Laura KRAUT, grande cavalière américaine et Claude LANCHAIS, conseillère technique nationale du Hunter auprès de la Fédération française d’équitation, répondent à cette question du mois !

Laura KRAUT« Aux États-Unis, dans les années 1970, le Hunter était incontournable. Le Hunter à poney puis à cheval était un passage obligatoire lorsque nous étions cavaliers. Cela tient au fait que cette discipline est très ancrée dans l’histoire de l’équitation américaine, et qu’elle possède de nombreux atouts. Elle permet notamment d’apprendre à bien monter, à dessiner de beaux parcours, à avoir une belle assiette. Il faut monter avec beaucoup de finesse et de feeling, aller dans le sens du cheval. Le Hunter vous apprend à travailler avec l’animal, sans contrainte. Il enseigne la compréhension du cheval et permet de développer la sensibilité nécessaire pour le comprendre et s’en faire un allié. J’ai appris à travailler avec les chevaux pour qu’ils soient avec moi et non contre moi, car un cavalier qui a son cheval contre lui ne peut pas gagner. Le Hunter est aussi une école de la précision et de l’anticipation. Vous apprenez à être constant, à voir comment vos foulées vont sortir très en avance et à ajuster si besoin. Il y a aussi parfois certains inconvénients à pratiquer le Hunter. Cette discipline peut rendre certains cavaliers inefficaces. Certains développent à cheval une certaine passivité, ils ne prennent aucune décision et cela les rend faibles.

Jusqu’au tournant des années 2000, le Hunter était donc très populaire dans mon pays. Aujourd’hui les mentalités ont évolué et les gens sont beaucoup moins enclins à être jugés dans cette discipline. C’est, je pense, une des raisons de son déclin. Face à cette réalité, le Hunter a essayé de s’adapter et d’évoluer. Par exemple, le Hunter derby a été créé avec des parcours plus techniques et des obstacles plus imposants, avec une possibilité d’aller un peu plus vite. Cela se rapproche un peu plus de ce qui est demandé en saut d’obstacles. Les dotations ont aussi évolué et sont plus importantes qu’auparavant. Ces évolutions n’ont cependant pas réussi à stopper l’érosion en cours dans cette discipline. Le Hunter ne risque pas de disparaître car c’est une discipline du patrimoine équestre des Etats-Unis. Je ne sais cependant pas quelle sera sa cote de popularité à l’avenir.

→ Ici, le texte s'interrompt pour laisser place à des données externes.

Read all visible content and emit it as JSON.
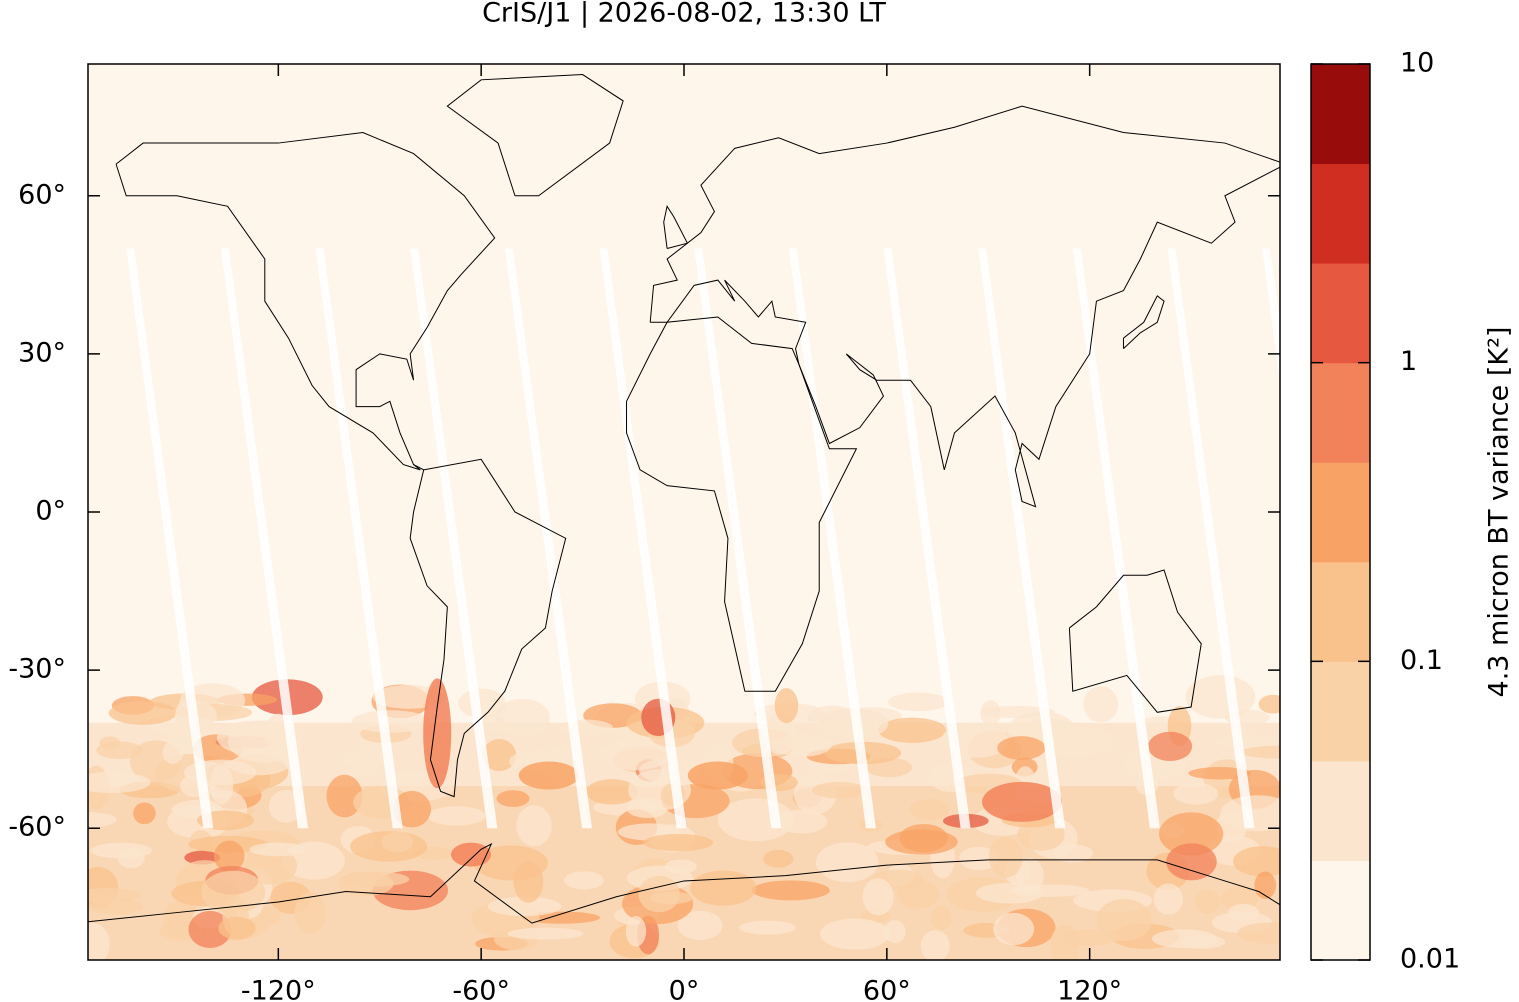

Les différences entre les Etats-Unis et l’Europe sont aujourd’hui moindres. En Europe ces dernières années les pratiques se sont américanisées en ce qui concerne le Hunter. Il y a beaucoup plus d’entraîneurs de nos jours dans les épreuves, et ce dès les poneys. De plus en plus de cavaliers se font entraîner par des cavaliers renommés. Aujourd’hui, les européens montent de manière beaucoup moins sauvage et agressive que par le passé. Ils continuent de monter en avançant mais avec plus de style. Ils sont beaucoup plus policés. Je vois beaucoup plus de cavaliers avec du style dans les catégories Juniors et Jeunes cavaliers qu’il y a dix ans. Il n’y a plus aujourd’hui de styles de montes américain et européen. »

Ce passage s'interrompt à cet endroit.